In Genesis 3:24 plaatste God twee cherubs ten oosten van de Hof van Eden om de levensboom te bewaken; hier stonden zij tussen mens en goden in, aan de zijde van de opkomende zon.

Ook zijn in de tempel van Jeruzalem op de ark des verbonds, in het Heilige der Heiligen cherubs geplaatst. Het is bekend dat het om een mannelijke en een vrouwelijke cherub in een seksuele omhelzing gaat omdat ze door de Romeinen uit de tempel werden verwijderd en bespot vanwege de ontuchtige houding. In een tekst uit de derde eeuw staat dat deze cherubs de 'liefde tussen man en vrouw' uitbeeldden.

Ook in de joodse encyclopedie op internet ( http://www.jewishencyclopedia.com) wordt deze beschrijving gegeven van de cherubs in de tempel.

De cherubs vinden misschien hun oorsprong in de mu-karribim, 'maanpriesters' of 'bloedverwanten', van Sheba, de wachters van het altaar van de maangodin bij Marib (Yemen).

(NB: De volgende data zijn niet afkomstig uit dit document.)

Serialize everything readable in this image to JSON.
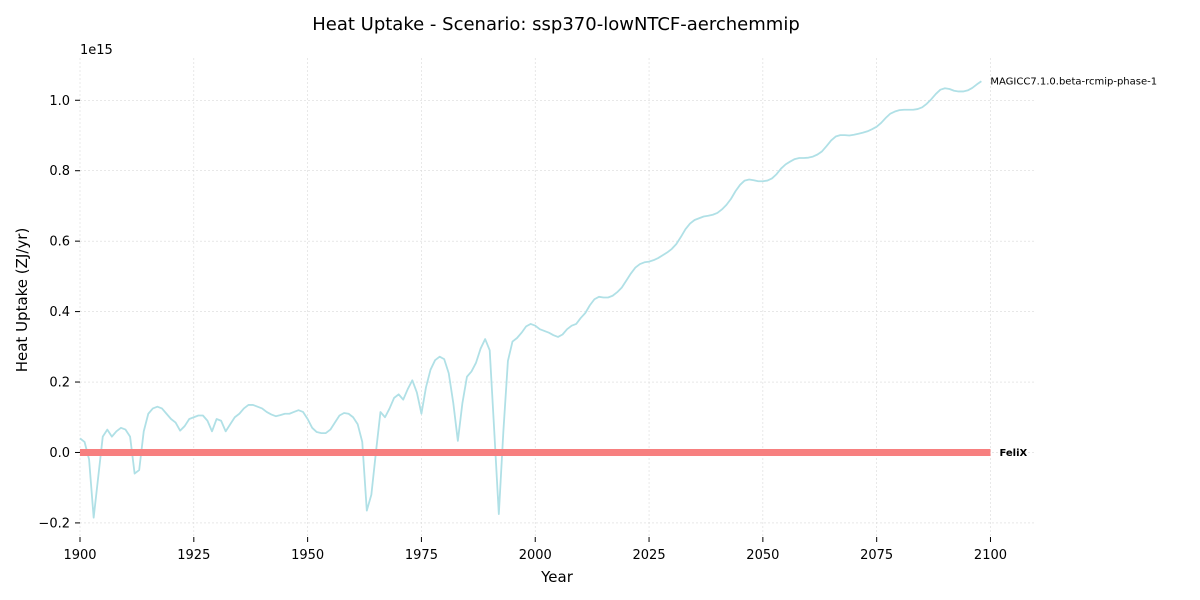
{
  "chart_data": {
    "type": "line",
    "title": "Heat Uptake - Scenario: ssp370-lowNTCF-aerchemmip",
    "xlabel": "Year",
    "ylabel": "Heat Uptake (ZJ/yr)",
    "y_offset_label": "1e15",
    "xlim": [
      1900,
      2110
    ],
    "ylim": [
      -0.24,
      1.12
    ],
    "y_scale_note": "values in units of 1e15",
    "grid": true,
    "x_ticks": [
      1900,
      1925,
      1950,
      1975,
      2000,
      2025,
      2050,
      2075,
      2100
    ],
    "x_tick_labels": [
      "1900",
      "1925",
      "1950",
      "1975",
      "2000",
      "2025",
      "2050",
      "2075",
      "2100"
    ],
    "y_ticks": [
      -0.2,
      0.0,
      0.2,
      0.4,
      0.6,
      0.8,
      1.0
    ],
    "y_tick_labels": [
      "−0.2",
      "0.0",
      "0.2",
      "0.4",
      "0.6",
      "0.8",
      "1.0"
    ],
    "series": [
      {
        "name": "MAGICC7.1.0.beta-rcmip-phase-1",
        "color": "#b0e0e6",
        "label_weight": "normal",
        "points": [
          [
            1900,
            0.04
          ],
          [
            1901,
            0.03
          ],
          [
            1902,
            -0.02
          ],
          [
            1903,
            -0.185
          ],
          [
            1904,
            -0.07
          ],
          [
            1905,
            0.045
          ],
          [
            1906,
            0.065
          ],
          [
            1907,
            0.045
          ],
          [
            1908,
            0.06
          ],
          [
            1909,
            0.07
          ],
          [
            1910,
            0.065
          ],
          [
            1911,
            0.045
          ],
          [
            1912,
            -0.06
          ],
          [
            1913,
            -0.05
          ],
          [
            1914,
            0.06
          ],
          [
            1915,
            0.11
          ],
          [
            1916,
            0.125
          ],
          [
            1917,
            0.13
          ],
          [
            1918,
            0.125
          ],
          [
            1919,
            0.11
          ],
          [
            1920,
            0.095
          ],
          [
            1921,
            0.085
          ],
          [
            1922,
            0.062
          ],
          [
            1923,
            0.075
          ],
          [
            1924,
            0.095
          ],
          [
            1925,
            0.1
          ],
          [
            1926,
            0.105
          ],
          [
            1927,
            0.105
          ],
          [
            1928,
            0.09
          ],
          [
            1929,
            0.06
          ],
          [
            1930,
            0.095
          ],
          [
            1931,
            0.09
          ],
          [
            1932,
            0.06
          ],
          [
            1933,
            0.08
          ],
          [
            1934,
            0.1
          ],
          [
            1935,
            0.11
          ],
          [
            1936,
            0.125
          ],
          [
            1937,
            0.135
          ],
          [
            1938,
            0.135
          ],
          [
            1939,
            0.13
          ],
          [
            1940,
            0.125
          ],
          [
            1941,
            0.115
          ],
          [
            1942,
            0.108
          ],
          [
            1943,
            0.103
          ],
          [
            1944,
            0.106
          ],
          [
            1945,
            0.11
          ],
          [
            1946,
            0.11
          ],
          [
            1947,
            0.115
          ],
          [
            1948,
            0.12
          ],
          [
            1949,
            0.115
          ],
          [
            1950,
            0.095
          ],
          [
            1951,
            0.07
          ],
          [
            1952,
            0.058
          ],
          [
            1953,
            0.055
          ],
          [
            1954,
            0.055
          ],
          [
            1955,
            0.065
          ],
          [
            1956,
            0.085
          ],
          [
            1957,
            0.105
          ],
          [
            1958,
            0.112
          ],
          [
            1959,
            0.11
          ],
          [
            1960,
            0.1
          ],
          [
            1961,
            0.08
          ],
          [
            1962,
            0.03
          ],
          [
            1963,
            -0.165
          ],
          [
            1964,
            -0.12
          ],
          [
            1965,
            0.0
          ],
          [
            1966,
            0.115
          ],
          [
            1967,
            0.1
          ],
          [
            1968,
            0.125
          ],
          [
            1969,
            0.155
          ],
          [
            1970,
            0.165
          ],
          [
            1971,
            0.15
          ],
          [
            1972,
            0.18
          ],
          [
            1973,
            0.205
          ],
          [
            1974,
            0.17
          ],
          [
            1975,
            0.11
          ],
          [
            1976,
            0.185
          ],
          [
            1977,
            0.235
          ],
          [
            1978,
            0.262
          ],
          [
            1979,
            0.272
          ],
          [
            1980,
            0.265
          ],
          [
            1981,
            0.225
          ],
          [
            1982,
            0.14
          ],
          [
            1983,
            0.033
          ],
          [
            1984,
            0.14
          ],
          [
            1985,
            0.215
          ],
          [
            1986,
            0.23
          ],
          [
            1987,
            0.255
          ],
          [
            1988,
            0.295
          ],
          [
            1989,
            0.322
          ],
          [
            1990,
            0.29
          ],
          [
            1991,
            0.06
          ],
          [
            1992,
            -0.175
          ],
          [
            1993,
            0.06
          ],
          [
            1994,
            0.26
          ],
          [
            1995,
            0.315
          ],
          [
            1996,
            0.325
          ],
          [
            1997,
            0.34
          ],
          [
            1998,
            0.358
          ],
          [
            1999,
            0.365
          ],
          [
            2000,
            0.36
          ],
          [
            2001,
            0.35
          ],
          [
            2002,
            0.345
          ],
          [
            2003,
            0.34
          ],
          [
            2004,
            0.333
          ],
          [
            2005,
            0.328
          ],
          [
            2006,
            0.335
          ],
          [
            2007,
            0.35
          ],
          [
            2008,
            0.36
          ],
          [
            2009,
            0.365
          ],
          [
            2010,
            0.382
          ],
          [
            2011,
            0.396
          ],
          [
            2012,
            0.418
          ],
          [
            2013,
            0.435
          ],
          [
            2014,
            0.442
          ],
          [
            2015,
            0.44
          ],
          [
            2016,
            0.44
          ],
          [
            2017,
            0.445
          ],
          [
            2018,
            0.455
          ],
          [
            2019,
            0.468
          ],
          [
            2020,
            0.488
          ],
          [
            2021,
            0.508
          ],
          [
            2022,
            0.525
          ],
          [
            2023,
            0.535
          ],
          [
            2024,
            0.54
          ],
          [
            2025,
            0.542
          ],
          [
            2026,
            0.546
          ],
          [
            2027,
            0.552
          ],
          [
            2028,
            0.56
          ],
          [
            2029,
            0.568
          ],
          [
            2030,
            0.578
          ],
          [
            2031,
            0.592
          ],
          [
            2032,
            0.612
          ],
          [
            2033,
            0.634
          ],
          [
            2034,
            0.65
          ],
          [
            2035,
            0.66
          ],
          [
            2036,
            0.665
          ],
          [
            2037,
            0.67
          ],
          [
            2038,
            0.672
          ],
          [
            2039,
            0.675
          ],
          [
            2040,
            0.68
          ],
          [
            2041,
            0.69
          ],
          [
            2042,
            0.703
          ],
          [
            2043,
            0.72
          ],
          [
            2044,
            0.742
          ],
          [
            2045,
            0.76
          ],
          [
            2046,
            0.772
          ],
          [
            2047,
            0.775
          ],
          [
            2048,
            0.773
          ],
          [
            2049,
            0.77
          ],
          [
            2050,
            0.77
          ],
          [
            2051,
            0.772
          ],
          [
            2052,
            0.778
          ],
          [
            2053,
            0.79
          ],
          [
            2054,
            0.806
          ],
          [
            2055,
            0.818
          ],
          [
            2056,
            0.826
          ],
          [
            2057,
            0.833
          ],
          [
            2058,
            0.836
          ],
          [
            2059,
            0.836
          ],
          [
            2060,
            0.837
          ],
          [
            2061,
            0.84
          ],
          [
            2062,
            0.846
          ],
          [
            2063,
            0.855
          ],
          [
            2064,
            0.87
          ],
          [
            2065,
            0.886
          ],
          [
            2066,
            0.897
          ],
          [
            2067,
            0.901
          ],
          [
            2068,
            0.901
          ],
          [
            2069,
            0.9
          ],
          [
            2070,
            0.902
          ],
          [
            2071,
            0.905
          ],
          [
            2072,
            0.908
          ],
          [
            2073,
            0.912
          ],
          [
            2074,
            0.918
          ],
          [
            2075,
            0.925
          ],
          [
            2076,
            0.936
          ],
          [
            2077,
            0.95
          ],
          [
            2078,
            0.962
          ],
          [
            2079,
            0.968
          ],
          [
            2080,
            0.972
          ],
          [
            2081,
            0.973
          ],
          [
            2082,
            0.973
          ],
          [
            2083,
            0.973
          ],
          [
            2084,
            0.975
          ],
          [
            2085,
            0.98
          ],
          [
            2086,
            0.99
          ],
          [
            2087,
            1.003
          ],
          [
            2088,
            1.018
          ],
          [
            2089,
            1.03
          ],
          [
            2090,
            1.034
          ],
          [
            2091,
            1.032
          ],
          [
            2092,
            1.027
          ],
          [
            2093,
            1.025
          ],
          [
            2094,
            1.025
          ],
          [
            2095,
            1.028
          ],
          [
            2096,
            1.035
          ],
          [
            2097,
            1.045
          ],
          [
            2098,
            1.054
          ]
        ]
      },
      {
        "name": "FeliX",
        "color": "#f77f7f",
        "label_weight": "bold",
        "points": [
          [
            1900,
            0.0
          ],
          [
            2100,
            0.0
          ]
        ]
      }
    ]
  }
}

Deze konden soms de vorm van een vogel aannemen.


Terug naar het begin

De laatste tekst is afkomstig van de web-site http://www.terramater.tmfweb.nl/godinnen.thm
Het is allemaal wel veel misschien en zouden kunnen, maar dat er vrouwelijke engelen voor kunnen komen is in dit geval wel zeker vast te stellen.

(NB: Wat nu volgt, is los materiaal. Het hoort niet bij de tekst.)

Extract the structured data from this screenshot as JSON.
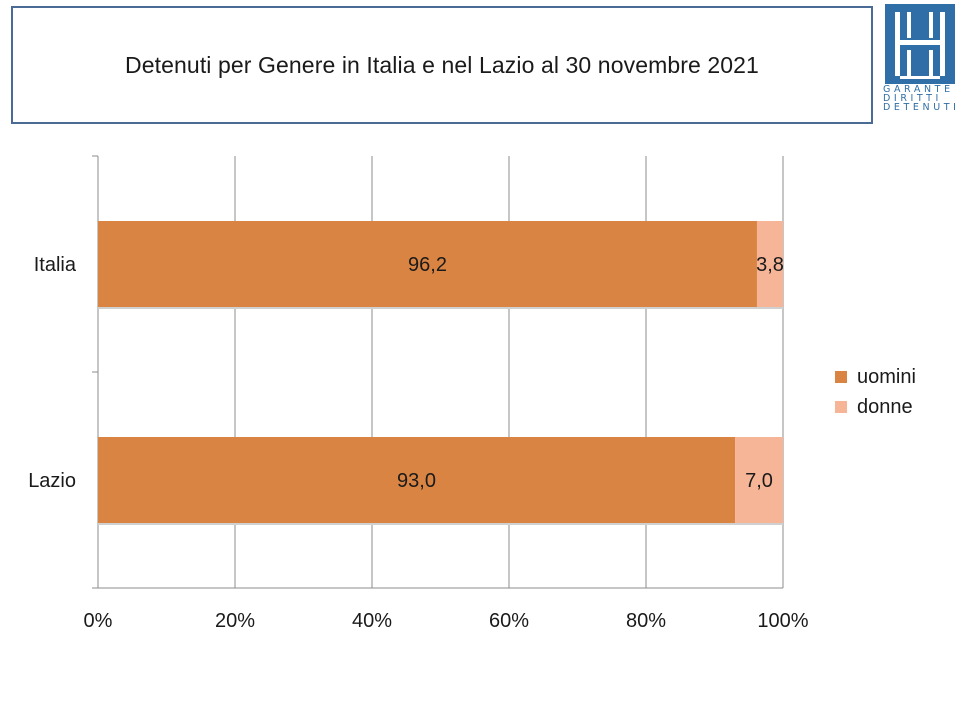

In het Nieuwe Testament komt slechts eenmaal een engel voor die kan vliegen (Openbaringen 14 vers 6 en verder). De Cherubs zijn niet zozeer boodschappers van God, maar dragers en voertuigen van God.

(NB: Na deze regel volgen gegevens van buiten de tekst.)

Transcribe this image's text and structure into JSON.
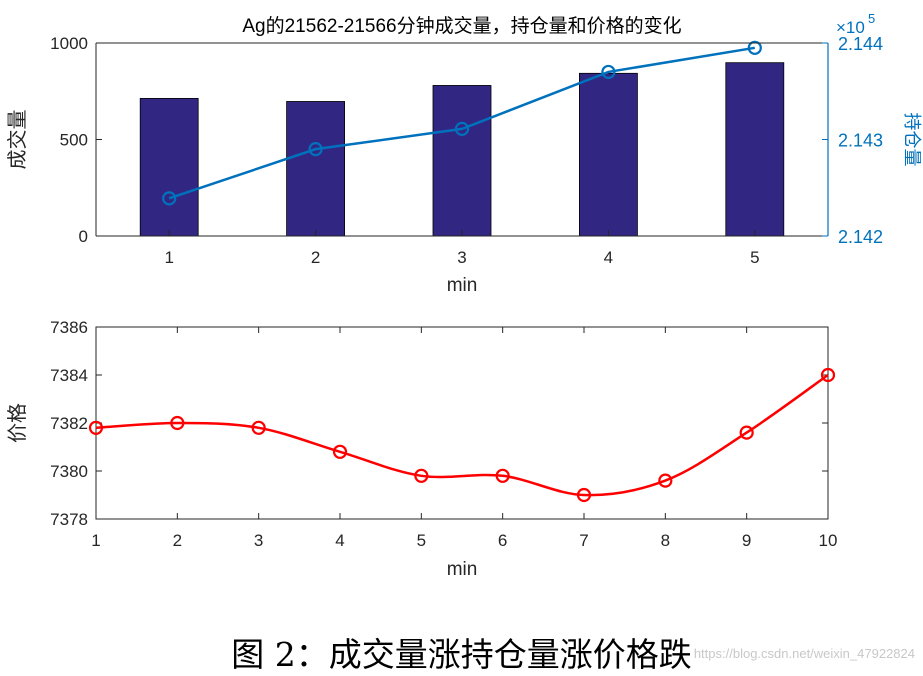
{
  "chart_data": [
    {
      "type": "bar+line",
      "title": "Ag的21562-21566分钟成交量，持仓量和价格的变化",
      "xlabel": "min",
      "ylabel_left": "成交量",
      "ylabel_right": "持仓量",
      "right_axis_exponent": "×10^5",
      "right_axis_exponent_base": "×10",
      "right_axis_exponent_power": "5",
      "categories": [
        "1",
        "2",
        "3",
        "4",
        "5"
      ],
      "x": [
        1,
        2,
        3,
        4,
        5
      ],
      "ylim_left": [
        0,
        1000
      ],
      "yticks_left": [
        0,
        500,
        1000
      ],
      "ylim_right": [
        2.142,
        2.144
      ],
      "yticks_right": [
        2.142,
        2.143,
        2.144
      ],
      "series": [
        {
          "name": "成交量",
          "type": "bar",
          "axis": "left",
          "color": "#312783",
          "values": [
            713,
            697,
            780,
            843,
            898
          ]
        },
        {
          "name": "持仓量",
          "type": "line",
          "axis": "right",
          "color": "#0072bd",
          "marker": "circle",
          "values": [
            2.14239,
            2.1429,
            2.14311,
            2.1437,
            2.14395
          ]
        }
      ]
    },
    {
      "type": "line",
      "title": "",
      "xlabel": "min",
      "ylabel": "价格",
      "xlim": [
        1,
        10
      ],
      "xticks": [
        1,
        2,
        3,
        4,
        5,
        6,
        7,
        8,
        9,
        10
      ],
      "ylim": [
        7378,
        7386
      ],
      "yticks": [
        7378,
        7380,
        7382,
        7384,
        7386
      ],
      "series": [
        {
          "name": "价格",
          "color": "#ff0000",
          "marker": "circle",
          "x": [
            1,
            2,
            3,
            4,
            5,
            6,
            7,
            8,
            9,
            10
          ],
          "values": [
            7381.8,
            7382.0,
            7381.8,
            7380.8,
            7379.8,
            7379.8,
            7379.0,
            7379.6,
            7381.6,
            7384.0
          ]
        }
      ]
    }
  ],
  "caption": "图 2：成交量涨持仓量涨价格跌",
  "watermark": "https://blog.csdn.net/weixin_47922824"
}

"Hij (YHWH) reed op een cherub en vloog
en zweefde op de vleugels van de wind"
Psalm 18 vers 11.

Dit wordt nog duidelijker in de visioenen van Ezechiël. Vanaf de beschrijving van de vier wezens in 1 vers 5, tot later in hoofdstuk tien, waar de wezens cherubs genoemd worden. Waar cherubs zijn, is God tegenwoordig. Zo is de uitdrukking ook bedoeld: "die op de cherubs troont" (1 Samuel 4 vers 4, Jesaja 37 vers 16).